In 1990, Linus Torvalds began learning Unix when the university purchased a MicroVAX system. He decided to start writing his own Unix kernel for personal computers and spent half of a year in front of the PC coding. Once he started using the C programming language, his productivity increased greatly.
Over the next decade, it became more and more popular as more people decided to abandon Microsoft Windows in favor of free operating systems that utilized the Linux kernel. Today, the Linux movement is still perceived as a threat to Microsoft, which currently has a tight grip on the world’s personal computers. The many Linux-based operating systems include Red Hat, Knoppix, Debian, and Fedora.

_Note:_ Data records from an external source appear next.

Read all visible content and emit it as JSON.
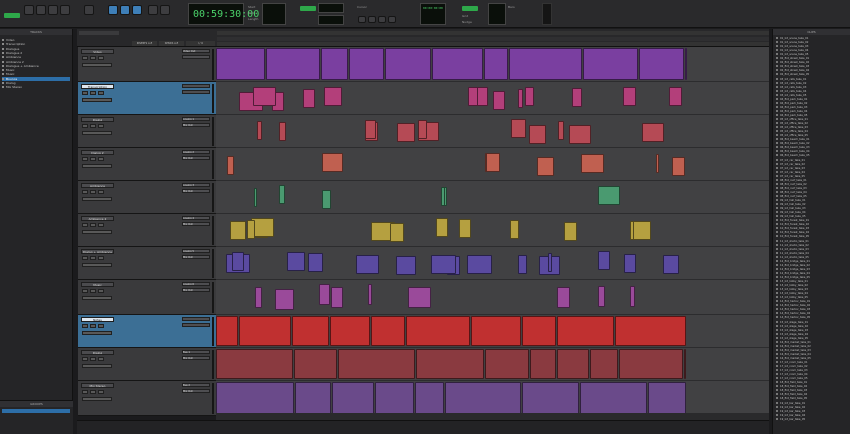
{
  "toolbar": {
    "counter_main": "00:59:30:00",
    "labels": [
      "Start",
      "End",
      "Length",
      "Cursor",
      "Grid",
      "Nudge",
      "Bars"
    ],
    "secondary_counter": "00:00:00:00"
  },
  "tracks_panel": {
    "title": "TRACKS",
    "items": [
      "Video",
      "Transcription",
      "Dialogue",
      "Dialogue 2",
      "Ambience",
      "Ambience 2",
      "Dialogue + Ambience",
      "Music",
      "Music",
      "Bounce",
      "Dialog",
      "Mix Stereo"
    ],
    "selected_index": 9
  },
  "groups_panel": {
    "title": "GROUPS"
  },
  "ruler": {
    "column_headers": [
      "INSERTS A-E",
      "SENDS A-E",
      "I / O"
    ]
  },
  "tracks": [
    {
      "name": "Video",
      "io_top": "Video Out",
      "io_bottom": "",
      "selected": false,
      "height": 35,
      "color": "#7a3fa0"
    },
    {
      "name": "Transcription",
      "io_top": "",
      "io_bottom": "",
      "selected": true,
      "height": 33,
      "color": "#b33f7a"
    },
    {
      "name": "Dialog",
      "io_top": "Analog 1",
      "io_bottom": "Mix Out",
      "selected": false,
      "height": 33,
      "color": "#b54a55"
    },
    {
      "name": "Dialog 2",
      "io_top": "Analog 2",
      "io_bottom": "Mix Out",
      "selected": false,
      "height": 33,
      "color": "#c06050"
    },
    {
      "name": "Ambience",
      "io_top": "Analog 3",
      "io_bottom": "Mix Out",
      "selected": false,
      "height": 33,
      "color": "#4a9a70"
    },
    {
      "name": "Ambience 2",
      "io_top": "Analog 4",
      "io_bottom": "Mix Out",
      "selected": false,
      "height": 33,
      "color": "#b5a040"
    },
    {
      "name": "Dialog + Ambience",
      "io_top": "Analog 5",
      "io_bottom": "Mix Out",
      "selected": false,
      "height": 33,
      "color": "#5a4aa0"
    },
    {
      "name": "Music",
      "io_top": "Analog 6",
      "io_bottom": "Mix Out",
      "selected": false,
      "height": 35,
      "color": "#9a4a9a"
    },
    {
      "name": "Notes",
      "io_top": "",
      "io_bottom": "",
      "selected": true,
      "height": 33,
      "color": "#c03030"
    },
    {
      "name": "Dialog",
      "io_top": "Bus 1",
      "io_bottom": "Mix Out",
      "selected": false,
      "height": 33,
      "color": "#8a3a40"
    },
    {
      "name": "Mix Stereo",
      "io_top": "Bus 2",
      "io_bottom": "Mix Out",
      "selected": false,
      "height": 35,
      "color": "#6a4a8a"
    }
  ],
  "clips_panel": {
    "title": "CLIPS",
    "items": [
      "01_Int_scene_take_01",
      "01_Int_scene_take_02",
      "01_Int_scene_take_03",
      "01_Int_scene_take_04",
      "01_Int_scene_take_05",
      "02_Ext_street_take_01",
      "02_Ext_street_take_02",
      "02_Ext_street_take_03",
      "02_Ext_street_take_04",
      "02_Ext_street_take_05",
      "03_Int_cafe_take_01",
      "03_Int_cafe_take_02",
      "03_Int_cafe_take_03",
      "03_Int_cafe_take_04",
      "03_Int_cafe_take_05",
      "04_Ext_park_take_01",
      "04_Ext_park_take_02",
      "04_Ext_park_take_03",
      "04_Ext_park_take_04",
      "04_Ext_park_take_05",
      "05_Int_office_take_01",
      "05_Int_office_take_02",
      "05_Int_office_take_03",
      "05_Int_office_take_04",
      "05_Int_office_take_05",
      "06_Ext_beach_take_01",
      "06_Ext_beach_take_02",
      "06_Ext_beach_take_03",
      "06_Ext_beach_take_04",
      "06_Ext_beach_take_05",
      "07_Int_car_take_01",
      "07_Int_car_take_02",
      "07_Int_car_take_03",
      "07_Int_car_take_04",
      "07_Int_car_take_05",
      "08_Ext_roof_take_01",
      "08_Ext_roof_take_02",
      "08_Ext_roof_take_03",
      "08_Ext_roof_take_04",
      "08_Ext_roof_take_05",
      "09_Int_hall_take_01",
      "09_Int_hall_take_02",
      "09_Int_hall_take_03",
      "09_Int_hall_take_04",
      "09_Int_hall_take_05",
      "10_Ext_forest_take_01",
      "10_Ext_forest_take_02",
      "10_Ext_forest_take_03",
      "10_Ext_forest_take_04",
      "10_Ext_forest_take_05",
      "11_Int_studio_take_01",
      "11_Int_studio_take_02",
      "11_Int_studio_take_03",
      "11_Int_studio_take_04",
      "11_Int_studio_take_05",
      "12_Ext_bridge_take_01",
      "12_Ext_bridge_take_02",
      "12_Ext_bridge_take_03",
      "12_Ext_bridge_take_04",
      "12_Ext_bridge_take_05",
      "13_Int_lobby_take_01",
      "13_Int_lobby_take_02",
      "13_Int_lobby_take_03",
      "13_Int_lobby_take_04",
      "13_Int_lobby_take_05",
      "14_Ext_harbor_take_01",
      "14_Ext_harbor_take_02",
      "14_Ext_harbor_take_03",
      "14_Ext_harbor_take_04",
      "14_Ext_harbor_take_05",
      "15_Int_stage_take_01",
      "15_Int_stage_take_02",
      "15_Int_stage_take_03",
      "15_Int_stage_take_04",
      "15_Int_stage_take_05",
      "16_Ext_market_take_01",
      "16_Ext_market_take_02",
      "16_Ext_market_take_03",
      "16_Ext_market_take_04",
      "16_Ext_market_take_05",
      "17_Int_room_take_01",
      "17_Int_room_take_02",
      "17_Int_room_take_03",
      "17_Int_room_take_04",
      "17_Int_room_take_05",
      "18_Ext_field_take_01",
      "18_Ext_field_take_02",
      "18_Ext_field_take_03",
      "18_Ext_field_take_04",
      "18_Ext_field_take_05",
      "19_Int_bar_take_01",
      "19_Int_bar_take_02",
      "19_Int_bar_take_03",
      "19_Int_bar_take_04",
      "19_Int_bar_take_05"
    ]
  },
  "colors": {
    "selection": "#2d6ea7",
    "counter_text": "#4bd36a",
    "timeline_bg": "#414143"
  }
}
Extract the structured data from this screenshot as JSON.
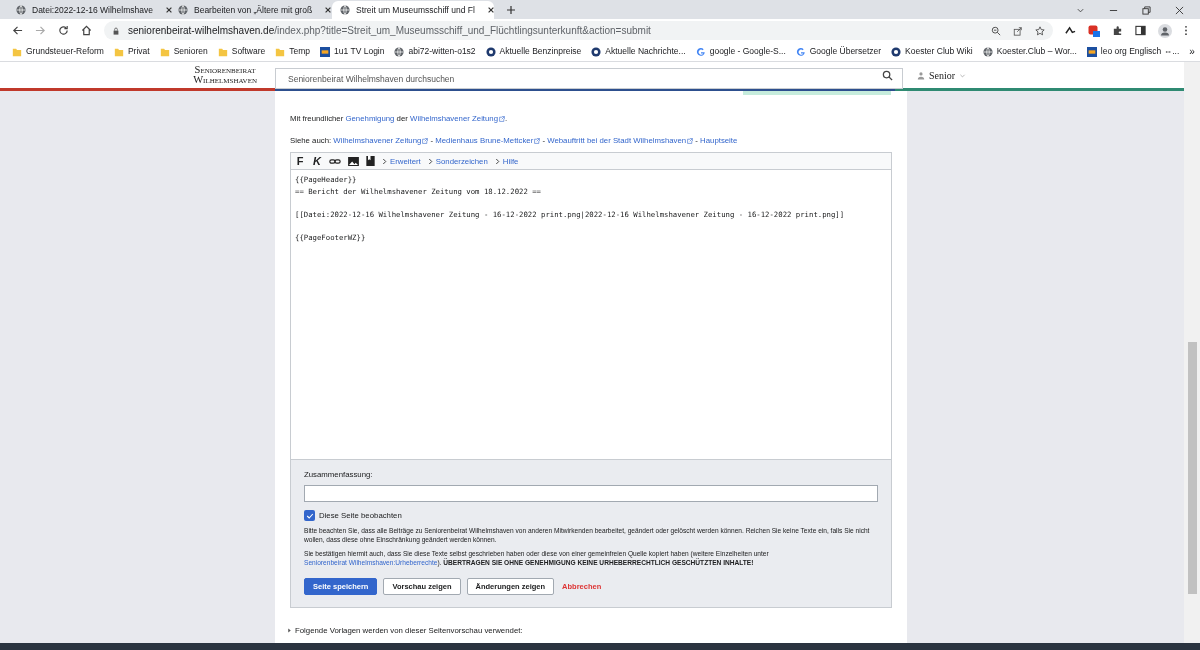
{
  "browser": {
    "tabs": [
      {
        "title": "Datei:2022-12-16 Wilhelmshave",
        "selected": false
      },
      {
        "title": "Bearbeiten von „Ältere mit groß",
        "selected": false
      },
      {
        "title": "Streit um Museumsschiff und Fl",
        "selected": true
      }
    ],
    "address": {
      "host": "seniorenbeirat-wilhelmshaven.de",
      "path": "/index.php?title=Streit_um_Museumsschiff_und_Flüchtlingsunterkunft&action=submit"
    },
    "bookmarks": [
      {
        "label": "Grundsteuer-Reform",
        "kind": "folder"
      },
      {
        "label": "Privat",
        "kind": "folder"
      },
      {
        "label": "Senioren",
        "kind": "folder"
      },
      {
        "label": "Software",
        "kind": "folder"
      },
      {
        "label": "Temp",
        "kind": "folder"
      },
      {
        "label": "1u1 TV Login",
        "kind": "badge"
      },
      {
        "label": "abi72-witten-o1s2",
        "kind": "globe"
      },
      {
        "label": "Aktuelle Benzinpreise",
        "kind": "site"
      },
      {
        "label": "Aktuelle Nachrichte...",
        "kind": "site"
      },
      {
        "label": "google - Google-S...",
        "kind": "google"
      },
      {
        "label": "Google Übersetzer",
        "kind": "google"
      },
      {
        "label": "Koester Club Wiki",
        "kind": "site"
      },
      {
        "label": "Koester.Club – Wor...",
        "kind": "globe"
      },
      {
        "label": "leo org  Englisch ⇔...",
        "kind": "badge"
      }
    ],
    "more": "»"
  },
  "site": {
    "logo_lines": [
      "Seniorenbeirat",
      "Wilhelmshaven"
    ],
    "search_placeholder": "Seniorenbeirat Wilhelmshaven durchsuchen",
    "user": "Senior"
  },
  "content": {
    "credit": [
      {
        "kind": "text",
        "text": "Mit freundlicher "
      },
      {
        "kind": "link",
        "text": "Genehmigung",
        "external": false
      },
      {
        "kind": "text",
        "text": " der "
      },
      {
        "kind": "link",
        "text": "Wilhelmshavener Zeitung",
        "external": true
      },
      {
        "kind": "text",
        "text": "."
      }
    ],
    "see_also": [
      {
        "kind": "text",
        "text": "Siehe auch: "
      },
      {
        "kind": "link",
        "text": "Wilhelmshavener Zeitung",
        "external": true
      },
      {
        "kind": "text",
        "text": " - "
      },
      {
        "kind": "link",
        "text": "Medienhaus Brune-Mettcker",
        "external": true
      },
      {
        "kind": "text",
        "text": " - "
      },
      {
        "kind": "link",
        "text": "Webauftritt bei der Stadt Wilhelmshaven",
        "external": true
      },
      {
        "kind": "text",
        "text": " - "
      },
      {
        "kind": "link",
        "text": "Hauptseite",
        "external": false
      }
    ],
    "toolbar": {
      "tools": [
        {
          "kind": "bold",
          "glyph": "F"
        },
        {
          "kind": "italic",
          "glyph": "K"
        },
        {
          "kind": "link"
        },
        {
          "kind": "image"
        },
        {
          "kind": "reference"
        }
      ],
      "sections": [
        "Erweitert",
        "Sonderzeichen",
        "Hilfe"
      ]
    },
    "wikitext": [
      [
        "{{PageHeader}}",
        "== Bericht der Wilhelmshavener Zeitung vom 18.12.2022 =="
      ],
      [
        "[[Datei:2022-12-16 Wilhelmshavener Zeitung - 16-12-2022 print.png|2022-12-16 Wilhelmshavener Zeitung - 16-12-2022 print.png]]"
      ],
      [
        "{{PageFooterWZ}}"
      ]
    ],
    "summary_label": "Zusammenfassung:",
    "watch": {
      "label": "Diese Seite beobachten",
      "checked": true
    },
    "notice": [
      [
        {
          "kind": "text",
          "text": "Bitte beachten Sie, dass alle Beiträge zu Seniorenbeirat Wilhelmshaven von anderen Mitwirkenden bearbeitet, geändert oder gelöscht werden können. Reichen Sie keine Texte ein, falls Sie nicht wollen, dass diese ohne Einschränkung geändert werden können."
        }
      ],
      [
        {
          "kind": "text",
          "text": "Sie bestätigen hiermit auch, dass Sie diese Texte selbst geschrieben haben oder diese von einer gemeinfreien Quelle kopiert haben (weitere Einzelheiten unter "
        },
        {
          "kind": "link",
          "text": "Seniorenbeirat Wilhelmshaven:Urheberrechte",
          "external": false
        },
        {
          "kind": "text",
          "text": "). **ÜBERTRAGEN SIE OHNE GENEHMIGUNG KEINE URHEBERRECHTLICH GESCHÜTZTEN INHALTE!**"
        }
      ]
    ],
    "actions": [
      {
        "label": "Seite speichern",
        "kind": "primary"
      },
      {
        "label": "Vorschau zeigen",
        "kind": "secondary"
      },
      {
        "label": "Änderungen zeigen",
        "kind": "secondary"
      },
      {
        "label": "Abbrechen",
        "kind": "destructive"
      }
    ],
    "templates_toggle": "Folgende Vorlagen werden von dieser Seitenvorschau verwendet:"
  }
}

Later Linus Torvalds moved to Silicon Valley and the impact of Linux surged. It is emerging as a rational alternative to Windows NT and other major enterprise operating systems. Leading software companies such as Oracle, Computer Associates, Netscape and Informix have recognized Linux as a rock-solid system that can handle mission-critical chores. Linux has a small-but-growing number of mainstream desktop applications.
From 1997 to 2003, Linus Torvalds worked for Transmeta Corporation. He currently works for Open Source Development Labs in Beaverton, Oregon. To handle Linux matters, Linus Torvalds created Linux International, a non-profit corporation that holds the trademark name Linux. In 2004 he was named one of the world’s most influential.
Linus Torvalds has travelled all over the world promoting Linux, which has grown into a computer community that has its own magazine, local user groups and many CD-ROM distributions.